[P] Implementation of Samsung’s “Few-Shot Adversarial Learning of Realistic Neural Talking Head Models”
I have been working on implementing the model from the paper: [Few-Shot Adversarial Learning of Realistic Neural Talking Head Models](https://arxiv.org/abs/1905.08233v1) (Zakharov et al.) for my own projects and research. It uses a very interesting model of GAN and triggered my interest.
The paper has been out now for a couple of months and some implementations already exist out there although the results they show are not quite at the level of what is seen in the paper. For my implementation I added further recommendations given by the paper’s author on various details that were unclear to me and other existing implementations upon only reading the paper. (added more depth to the network, adjusted adaIN parameters, …).
Due to a lack of compute resources at my disposition and due to the model being very heavy, I only trained it on 5 epochs on a test dataset (15 times less epochs than in the paper and with a dataset 34 times smaller) but the results look promising so far for the relatively small amount of training that went into it.
Here an example of fake faces it generated from facial landmarks and embedding vectors:
More examples with the original faces for which the landmarks were extracted from can be seen on my github repo.

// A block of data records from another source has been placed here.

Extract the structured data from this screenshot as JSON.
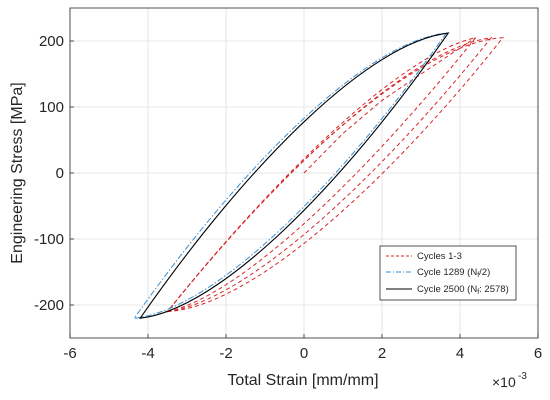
{
  "chart_data": {
    "type": "line",
    "xlabel": "Total Strain [mm/mm]",
    "ylabel": "Engineering Stress [MPa]",
    "x_scale_factor": {
      "base": "×10",
      "exponent": "-3"
    },
    "xlim": [
      -6,
      6
    ],
    "ylim": [
      -250,
      250
    ],
    "xticks": [
      -6,
      -4,
      -2,
      0,
      2,
      4,
      6
    ],
    "yticks": [
      -200,
      -100,
      0,
      100,
      200
    ],
    "xtick_labels": [
      "-6",
      "-4",
      "-2",
      "0",
      "2",
      "4",
      "6"
    ],
    "ytick_labels": [
      "-200",
      "-100",
      "0",
      "100",
      "200"
    ],
    "grid": true,
    "legend_position": "lower-right",
    "series": [
      {
        "name": "Cycles 1-3",
        "color": "#d62728",
        "style": "dashed",
        "loops": [
          {
            "min": [
              -3.5,
              -210
            ],
            "max": [
              4.4,
              205
            ]
          },
          {
            "min": [
              -3.5,
              -210
            ],
            "max": [
              4.8,
              205
            ]
          },
          {
            "min": [
              -3.5,
              -210
            ],
            "max": [
              5.1,
              205
            ]
          }
        ],
        "initial_loading": [
          [
            0.0,
            0.0
          ],
          [
            1.0,
            60
          ],
          [
            2.0,
            110
          ],
          [
            3.0,
            150
          ],
          [
            4.4,
            205
          ]
        ]
      },
      {
        "name": "Cycle 1289 (N_f/2)",
        "legend_label_main": "Cycle 1289 (N",
        "legend_label_sub": "f",
        "legend_label_tail": "/2)",
        "color": "#3a8fd6",
        "style": "dashdot",
        "loops": [
          {
            "min": [
              -4.35,
              -220
            ],
            "max": [
              3.65,
              212
            ]
          }
        ]
      },
      {
        "name": "Cycle 2500 (N_f: 2578)",
        "legend_label_main": "Cycle 2500 (N",
        "legend_label_sub": "f",
        "legend_label_tail": ": 2578)",
        "color": "#000000",
        "style": "solid",
        "loops": [
          {
            "min": [
              -4.2,
              -220
            ],
            "max": [
              3.7,
              212
            ]
          }
        ]
      }
    ]
  }
}
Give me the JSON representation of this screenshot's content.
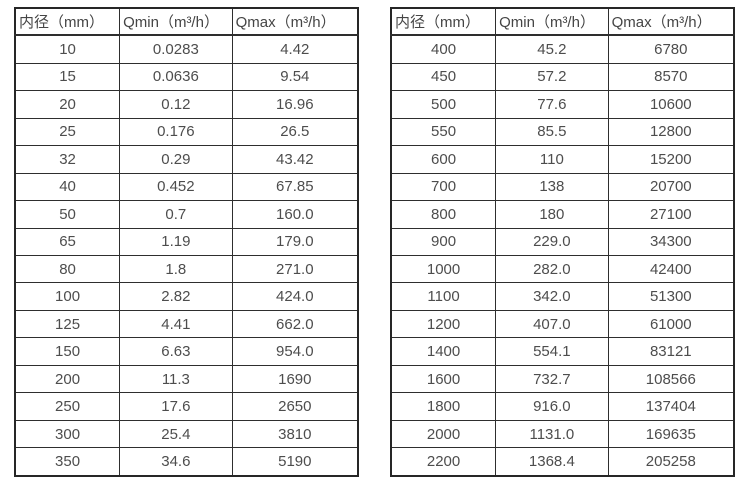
{
  "table_left": {
    "headers": [
      "内径（mm）",
      "Qmin（m³/h）",
      "Qmax（m³/h）"
    ],
    "rows": [
      [
        "10",
        "0.0283",
        "4.42"
      ],
      [
        "15",
        "0.0636",
        "9.54"
      ],
      [
        "20",
        "0.12",
        "16.96"
      ],
      [
        "25",
        "0.176",
        "26.5"
      ],
      [
        "32",
        "0.29",
        "43.42"
      ],
      [
        "40",
        "0.452",
        "67.85"
      ],
      [
        "50",
        "0.7",
        "160.0"
      ],
      [
        "65",
        "1.19",
        "179.0"
      ],
      [
        "80",
        "1.8",
        "271.0"
      ],
      [
        "100",
        "2.82",
        "424.0"
      ],
      [
        "125",
        "4.41",
        "662.0"
      ],
      [
        "150",
        "6.63",
        "954.0"
      ],
      [
        "200",
        "11.3",
        "1690"
      ],
      [
        "250",
        "17.6",
        "2650"
      ],
      [
        "300",
        "25.4",
        "3810"
      ],
      [
        "350",
        "34.6",
        "5190"
      ]
    ]
  },
  "table_right": {
    "headers": [
      "内径（mm）",
      "Qmin（m³/h）",
      "Qmax（m³/h）"
    ],
    "rows": [
      [
        "400",
        "45.2",
        "6780"
      ],
      [
        "450",
        "57.2",
        "8570"
      ],
      [
        "500",
        "77.6",
        "10600"
      ],
      [
        "550",
        "85.5",
        "12800"
      ],
      [
        "600",
        "110",
        "15200"
      ],
      [
        "700",
        "138",
        "20700"
      ],
      [
        "800",
        "180",
        "27100"
      ],
      [
        "900",
        "229.0",
        "34300"
      ],
      [
        "1000",
        "282.0",
        "42400"
      ],
      [
        "1100",
        "342.0",
        "51300"
      ],
      [
        "1200",
        "407.0",
        "61000"
      ],
      [
        "1400",
        "554.1",
        "83121"
      ],
      [
        "1600",
        "732.7",
        "108566"
      ],
      [
        "1800",
        "916.0",
        "137404"
      ],
      [
        "2000",
        "1131.0",
        "169635"
      ],
      [
        "2200",
        "1368.4",
        "205258"
      ]
    ]
  },
  "colors": {
    "background": "#ffffff",
    "border": "#2e2e2e",
    "text": "#4d4d4d"
  }
}
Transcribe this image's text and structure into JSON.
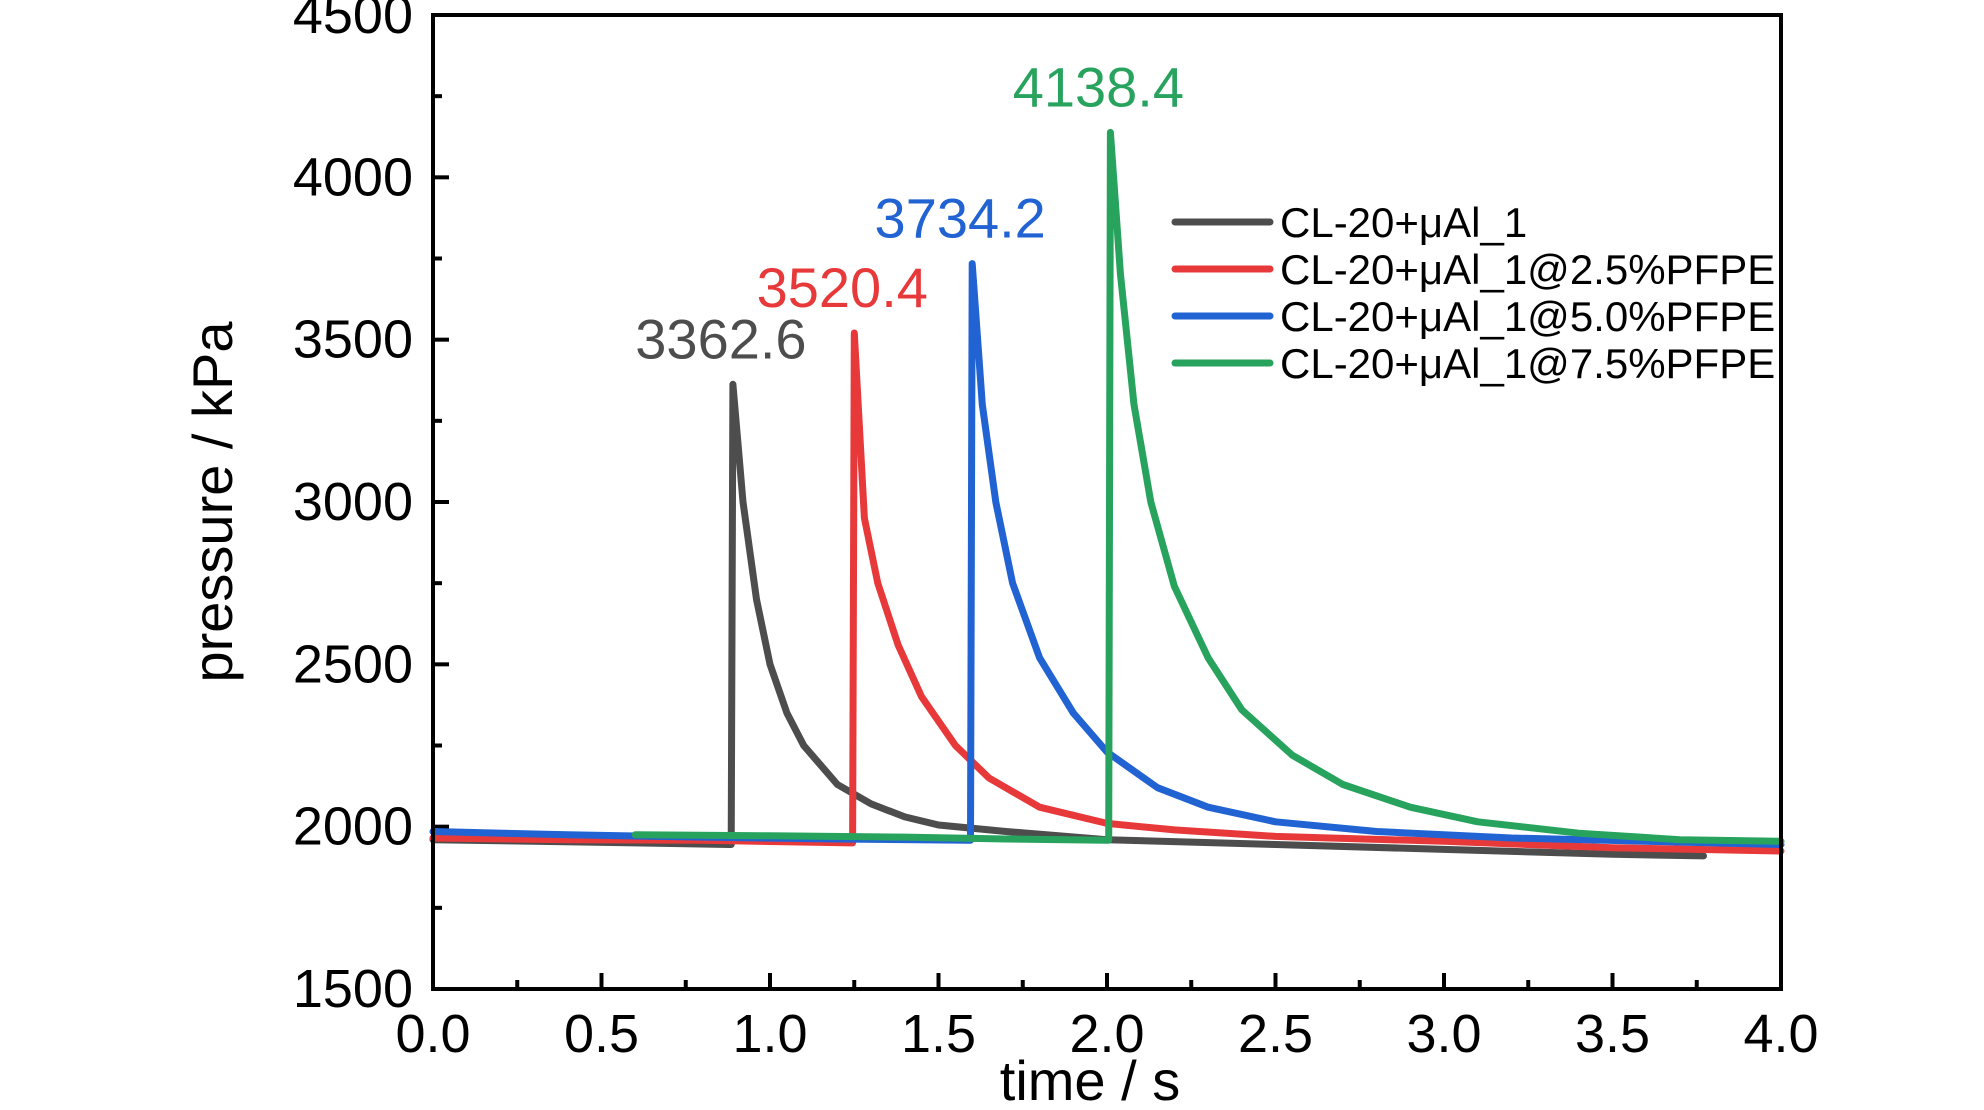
{
  "chart_data": {
    "type": "line",
    "xlabel": "time / s",
    "ylabel": "pressure / kPa",
    "xlim": [
      0.0,
      4.0
    ],
    "ylim": [
      1500,
      4500
    ],
    "x_ticks": [
      "0.0",
      "0.5",
      "1.0",
      "1.5",
      "2.0",
      "2.5",
      "3.0",
      "3.5",
      "4.0"
    ],
    "y_ticks": [
      "1500",
      "2000",
      "2500",
      "3000",
      "3500",
      "4000",
      "4500"
    ],
    "grid": false,
    "legend_position": "top-right",
    "series": [
      {
        "name": "CL-20+μAl_1",
        "color": "#4d4d4d",
        "points": [
          [
            0.0,
            1960
          ],
          [
            0.3,
            1955
          ],
          [
            0.6,
            1950
          ],
          [
            0.88,
            1945
          ],
          [
            0.885,
            1945
          ],
          [
            0.89,
            3362.6
          ],
          [
            0.92,
            3000
          ],
          [
            0.96,
            2700
          ],
          [
            1.0,
            2500
          ],
          [
            1.05,
            2350
          ],
          [
            1.1,
            2250
          ],
          [
            1.2,
            2130
          ],
          [
            1.3,
            2070
          ],
          [
            1.4,
            2030
          ],
          [
            1.5,
            2005
          ],
          [
            1.7,
            1985
          ],
          [
            2.0,
            1960
          ],
          [
            2.5,
            1945
          ],
          [
            3.0,
            1930
          ],
          [
            3.5,
            1915
          ],
          [
            3.77,
            1910
          ]
        ],
        "peak_label": "3362.6",
        "peak": [
          0.89,
          3362.6
        ]
      },
      {
        "name": "CL-20+μAl_1@2.5%PFPE",
        "color": "#e8393a",
        "points": [
          [
            0.0,
            1965
          ],
          [
            0.4,
            1960
          ],
          [
            0.8,
            1958
          ],
          [
            1.24,
            1950
          ],
          [
            1.245,
            1950
          ],
          [
            1.25,
            3520.4
          ],
          [
            1.28,
            2950
          ],
          [
            1.32,
            2750
          ],
          [
            1.38,
            2560
          ],
          [
            1.45,
            2400
          ],
          [
            1.55,
            2250
          ],
          [
            1.65,
            2150
          ],
          [
            1.8,
            2060
          ],
          [
            2.0,
            2010
          ],
          [
            2.2,
            1990
          ],
          [
            2.5,
            1970
          ],
          [
            3.0,
            1955
          ],
          [
            3.5,
            1935
          ],
          [
            4.0,
            1925
          ]
        ],
        "peak_label": "3520.4",
        "peak": [
          1.25,
          3520.4
        ]
      },
      {
        "name": "CL-20+μAl_1@5.0%PFPE",
        "color": "#2163d2",
        "points": [
          [
            0.0,
            1985
          ],
          [
            0.4,
            1975
          ],
          [
            0.8,
            1968
          ],
          [
            1.2,
            1962
          ],
          [
            1.59,
            1958
          ],
          [
            1.595,
            1958
          ],
          [
            1.6,
            3734.2
          ],
          [
            1.63,
            3300
          ],
          [
            1.67,
            3000
          ],
          [
            1.72,
            2750
          ],
          [
            1.8,
            2520
          ],
          [
            1.9,
            2350
          ],
          [
            2.0,
            2230
          ],
          [
            2.15,
            2120
          ],
          [
            2.3,
            2060
          ],
          [
            2.5,
            2015
          ],
          [
            2.8,
            1985
          ],
          [
            3.2,
            1965
          ],
          [
            3.6,
            1955
          ],
          [
            4.0,
            1945
          ]
        ],
        "peak_label": "3734.2",
        "peak": [
          1.6,
          3734.2
        ]
      },
      {
        "name": "CL-20+μAl_1@7.5%PFPE",
        "color": "#27a35e",
        "points": [
          [
            0.6,
            1975
          ],
          [
            1.0,
            1972
          ],
          [
            1.4,
            1968
          ],
          [
            1.7,
            1962
          ],
          [
            2.0,
            1958
          ],
          [
            2.005,
            1958
          ],
          [
            2.01,
            4138.4
          ],
          [
            2.04,
            3700
          ],
          [
            2.08,
            3300
          ],
          [
            2.13,
            3000
          ],
          [
            2.2,
            2740
          ],
          [
            2.3,
            2520
          ],
          [
            2.4,
            2360
          ],
          [
            2.55,
            2220
          ],
          [
            2.7,
            2130
          ],
          [
            2.9,
            2060
          ],
          [
            3.1,
            2015
          ],
          [
            3.4,
            1980
          ],
          [
            3.7,
            1960
          ],
          [
            4.0,
            1955
          ]
        ],
        "peak_label": "4138.4",
        "peak": [
          2.01,
          4138.4
        ]
      }
    ]
  }
}
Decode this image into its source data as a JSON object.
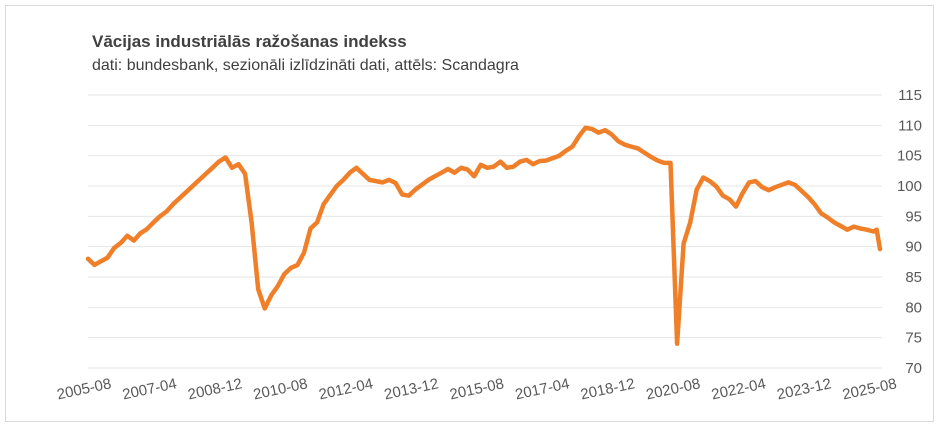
{
  "chart_data": {
    "type": "line",
    "title": "Vācijas industriālās ražošanas indekss",
    "subtitle": "dati: bundesbank, sezionāli izlīdzināti dati, attēls: Scandagra",
    "xlabel": "",
    "ylabel": "",
    "ylim": [
      70,
      115
    ],
    "y_ticks": [
      115,
      110,
      105,
      100,
      95,
      90,
      85,
      80,
      75,
      70
    ],
    "x_tick_labels": [
      "2005-08",
      "2007-04",
      "2008-12",
      "2010-08",
      "2012-04",
      "2013-12",
      "2015-08",
      "2017-04",
      "2018-12",
      "2020-08",
      "2022-04",
      "2023-12",
      "2025-08"
    ],
    "grid": true,
    "line_color": "#f07f2a",
    "series": [
      {
        "name": "Ražošanas indekss",
        "points": [
          [
            "2005-08",
            88.0
          ],
          [
            "2005-10",
            87.0
          ],
          [
            "2005-12",
            87.6
          ],
          [
            "2006-02",
            88.2
          ],
          [
            "2006-04",
            89.8
          ],
          [
            "2006-06",
            90.6
          ],
          [
            "2006-08",
            91.8
          ],
          [
            "2006-10",
            91.0
          ],
          [
            "2006-12",
            92.2
          ],
          [
            "2007-02",
            92.9
          ],
          [
            "2007-04",
            94.0
          ],
          [
            "2007-06",
            95.0
          ],
          [
            "2007-08",
            95.8
          ],
          [
            "2007-10",
            97.0
          ],
          [
            "2007-12",
            98.0
          ],
          [
            "2008-02",
            99.0
          ],
          [
            "2008-04",
            100.0
          ],
          [
            "2008-06",
            101.0
          ],
          [
            "2008-08",
            102.0
          ],
          [
            "2008-10",
            103.0
          ],
          [
            "2008-12",
            104.0
          ],
          [
            "2009-02",
            104.7
          ],
          [
            "2009-04",
            103.0
          ],
          [
            "2009-06",
            103.6
          ],
          [
            "2009-08",
            102.0
          ],
          [
            "2009-10",
            94.0
          ],
          [
            "2009-12",
            83.0
          ],
          [
            "2010-02",
            79.8
          ],
          [
            "2010-04",
            82.0
          ],
          [
            "2010-06",
            83.5
          ],
          [
            "2010-08",
            85.5
          ],
          [
            "2010-10",
            86.5
          ],
          [
            "2010-12",
            87.0
          ],
          [
            "2011-02",
            89.0
          ],
          [
            "2011-04",
            93.0
          ],
          [
            "2011-06",
            94.0
          ],
          [
            "2011-08",
            97.0
          ],
          [
            "2011-10",
            98.5
          ],
          [
            "2011-12",
            100.0
          ],
          [
            "2012-02",
            101.0
          ],
          [
            "2012-04",
            102.2
          ],
          [
            "2012-06",
            103.0
          ],
          [
            "2012-08",
            102.0
          ],
          [
            "2012-10",
            101.0
          ],
          [
            "2012-12",
            100.8
          ],
          [
            "2013-02",
            100.6
          ],
          [
            "2013-04",
            101.0
          ],
          [
            "2013-06",
            100.5
          ],
          [
            "2013-08",
            98.6
          ],
          [
            "2013-10",
            98.4
          ],
          [
            "2013-12",
            99.4
          ],
          [
            "2014-02",
            100.2
          ],
          [
            "2014-04",
            101.0
          ],
          [
            "2014-06",
            101.6
          ],
          [
            "2014-08",
            102.2
          ],
          [
            "2014-10",
            102.8
          ],
          [
            "2014-12",
            102.2
          ],
          [
            "2015-02",
            103.0
          ],
          [
            "2015-04",
            102.7
          ],
          [
            "2015-06",
            101.6
          ],
          [
            "2015-08",
            103.5
          ],
          [
            "2015-10",
            103.0
          ],
          [
            "2015-12",
            103.2
          ],
          [
            "2016-02",
            104.0
          ],
          [
            "2016-04",
            103.0
          ],
          [
            "2016-06",
            103.2
          ],
          [
            "2016-08",
            104.0
          ],
          [
            "2016-10",
            104.3
          ],
          [
            "2016-12",
            103.6
          ],
          [
            "2017-02",
            104.1
          ],
          [
            "2017-04",
            104.2
          ],
          [
            "2017-06",
            104.6
          ],
          [
            "2017-08",
            105.0
          ],
          [
            "2017-10",
            105.8
          ],
          [
            "2017-12",
            106.5
          ],
          [
            "2018-02",
            108.2
          ],
          [
            "2018-04",
            109.6
          ],
          [
            "2018-06",
            109.4
          ],
          [
            "2018-08",
            108.8
          ],
          [
            "2018-10",
            109.2
          ],
          [
            "2018-12",
            108.5
          ],
          [
            "2019-02",
            107.4
          ],
          [
            "2019-04",
            106.8
          ],
          [
            "2019-06",
            106.5
          ],
          [
            "2019-08",
            106.2
          ],
          [
            "2019-10",
            105.5
          ],
          [
            "2019-12",
            104.8
          ],
          [
            "2020-02",
            104.2
          ],
          [
            "2020-04",
            103.8
          ],
          [
            "2020-06",
            103.8
          ],
          [
            "2020-08",
            74.0
          ],
          [
            "2020-10",
            90.5
          ],
          [
            "2020-12",
            94.0
          ],
          [
            "2021-02",
            99.4
          ],
          [
            "2021-04",
            101.4
          ],
          [
            "2021-06",
            100.8
          ],
          [
            "2021-08",
            99.9
          ],
          [
            "2021-10",
            98.4
          ],
          [
            "2021-12",
            97.8
          ],
          [
            "2022-02",
            96.6
          ],
          [
            "2022-04",
            98.8
          ],
          [
            "2022-06",
            100.6
          ],
          [
            "2022-08",
            100.8
          ],
          [
            "2022-10",
            99.8
          ],
          [
            "2022-12",
            99.3
          ],
          [
            "2023-02",
            99.8
          ],
          [
            "2023-04",
            100.2
          ],
          [
            "2023-06",
            100.6
          ],
          [
            "2023-08",
            100.2
          ],
          [
            "2023-10",
            99.2
          ],
          [
            "2023-12",
            98.2
          ],
          [
            "2024-02",
            97.0
          ],
          [
            "2024-04",
            95.5
          ],
          [
            "2024-06",
            94.8
          ],
          [
            "2024-08",
            94.0
          ],
          [
            "2024-10",
            93.4
          ],
          [
            "2024-12",
            92.8
          ],
          [
            "2025-02",
            93.3
          ],
          [
            "2025-04",
            93.0
          ],
          [
            "2025-06",
            92.8
          ],
          [
            "2025-08",
            92.5
          ],
          [
            "2025-09",
            92.8
          ],
          [
            "2025-10",
            89.6
          ]
        ]
      }
    ]
  }
}
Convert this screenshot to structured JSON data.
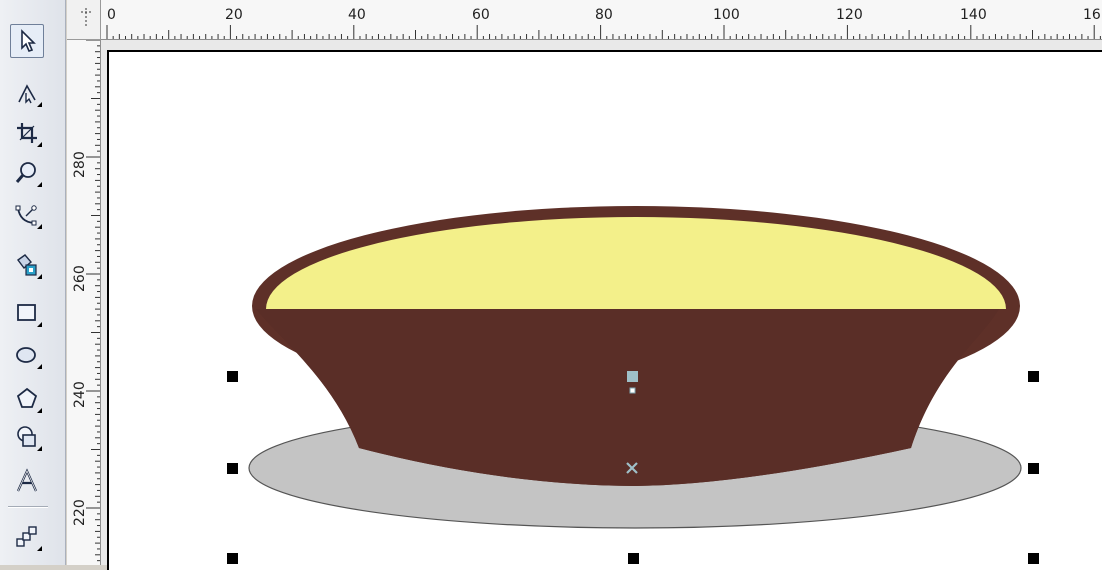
{
  "toolbox": {
    "tools": [
      {
        "name": "pick-tool",
        "icon": "pointer-arrow-icon",
        "active": true
      },
      {
        "name": "shape-tool",
        "icon": "shape-edit-icon"
      },
      {
        "name": "crop-tool",
        "icon": "crop-icon"
      },
      {
        "name": "zoom-tool",
        "icon": "magnifier-icon"
      },
      {
        "name": "freehand-tool",
        "icon": "curve-nodes-icon"
      },
      {
        "name": "smart-fill-tool",
        "icon": "smart-fill-icon"
      },
      {
        "name": "rectangle-tool",
        "icon": "rectangle-icon"
      },
      {
        "name": "ellipse-tool",
        "icon": "ellipse-icon"
      },
      {
        "name": "polygon-tool",
        "icon": "polygon-icon"
      },
      {
        "name": "basic-shapes-tool",
        "icon": "basic-shapes-icon"
      },
      {
        "name": "text-tool",
        "icon": "text-a-icon"
      },
      {
        "name": "interactive-tool",
        "icon": "blend-steps-icon"
      }
    ]
  },
  "rulers": {
    "horizontal_labels": [
      "0",
      "20",
      "40",
      "60",
      "80",
      "100",
      "120",
      "140",
      "16"
    ],
    "vertical_labels": [
      "280",
      "260",
      "240",
      "220"
    ]
  },
  "drawing": {
    "colors": {
      "bowl_rim": "#5e3028",
      "bowl_body": "#5a2e27",
      "bowl_filling": "#f3f08a",
      "plate_fill": "#c4c4c4",
      "plate_outline": "#555555",
      "selection_handle": "#000000",
      "center_marker": "#9fc0c8"
    }
  }
}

I also did an functioning demo that uses the webcam and an vector to create live fake faces from your own. I have a link to a video of that on my repo and the code for the demo will soon be uploaded.
If anyone is interested in using or training the model further or improving the project feel free to take a look and contribute 🙂
I ended up writing the paper from scratch for learning purposes but I would like to thank u/MrCaracara for doing the first implementation I know of.